When and how synthetic data improve generalization and transfer

Characterize the regimes in which synthetic data augmentation improves out‑of‑distribution generalization and transfer learning performance, including identifying beneficial types of distributional shift, quantifying the impact of generative‑model estimation error, and developing diagnostics for harmful extrapolation.

Background

Synthetic data are increasingly used to improve out‑of‑distribution generalization by covering underrepresented regions or simulating shifts, but theoretical understanding of when this helps remains limited.

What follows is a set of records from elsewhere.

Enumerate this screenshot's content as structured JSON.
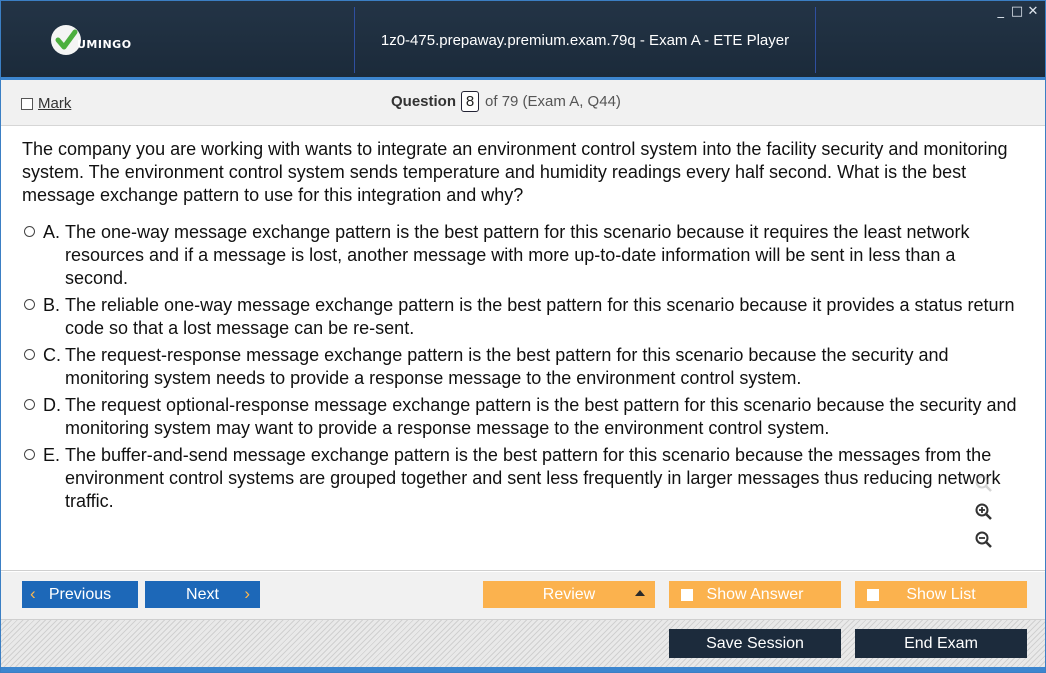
{
  "window": {
    "title": "1z0-475.prepaway.premium.exam.79q - Exam A - ETE Player",
    "controls": {
      "minimize": "_",
      "maximize": "□",
      "close": "✕"
    },
    "logo": {
      "icon": "vumingo-check-logo",
      "text": "UMINGO"
    }
  },
  "header": {
    "mark_label": "Mark",
    "question_word": "Question",
    "question_number": "8",
    "question_of": "of 79 (Exam A, Q44)"
  },
  "question": {
    "text": "The company you are working with wants to integrate an environment control system into the facility security and monitoring system. The environment control system sends temperature and humidity readings every half second. What is the best message exchange pattern to use for this integration and why?",
    "options": [
      {
        "letter": "A.",
        "text": "The one-way message exchange pattern is the best pattern for this scenario because it requires the least network resources and if a message is lost, another message with more up-to-date information will be sent in less than a second."
      },
      {
        "letter": "B.",
        "text": "The reliable one-way message exchange pattern is the best pattern for this scenario because it provides a status return code so that a lost message can be re-sent."
      },
      {
        "letter": "C.",
        "text": "The request-response message exchange pattern is the best pattern for this scenario because the security and monitoring system needs to provide a response message to the environment control system."
      },
      {
        "letter": "D.",
        "text": "The request optional-response message exchange pattern is the best pattern for this scenario because the security and monitoring system may want to provide a response message to the environment control system."
      },
      {
        "letter": "E.",
        "text": "The buffer-and-send message exchange pattern is the best pattern for this scenario because the messages from the environment control systems are grouped together and sent less frequently in larger messages thus reducing network traffic."
      }
    ]
  },
  "zoom": {
    "icons": [
      "zoom-reset-icon",
      "zoom-in-icon",
      "zoom-out-icon"
    ]
  },
  "nav": {
    "previous_label": "Previous",
    "next_label": "Next",
    "review_label": "Review",
    "show_answer_label": "Show Answer",
    "show_list_label": "Show List"
  },
  "footer": {
    "save_session_label": "Save Session",
    "end_exam_label": "End Exam"
  },
  "colors": {
    "titlebar": "#1b2a3a",
    "accent_blue": "#1d68b8",
    "accent_orange": "#fbb24e",
    "navy_button": "#1c2b3c",
    "logo_green": "#4caf3e"
  }
}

The paper explicitly calls for characterizing the conditions under which synthetic augmentation aids generalization and transfer, emphasizing the roles of shift types, generative‑model estimation error, and the need for diagnostics to detect harmful extrapolation.

References

A central open problem is therefore to characterize when and how synthetic data improve generalization ability and transferability. This includes, but is not limited to, identifying the types of distributional shifts for which synthetic augmentation is beneficial, understanding the role of the estimation error of the generative model, and developing diagnostics to detect harmful extrapolation.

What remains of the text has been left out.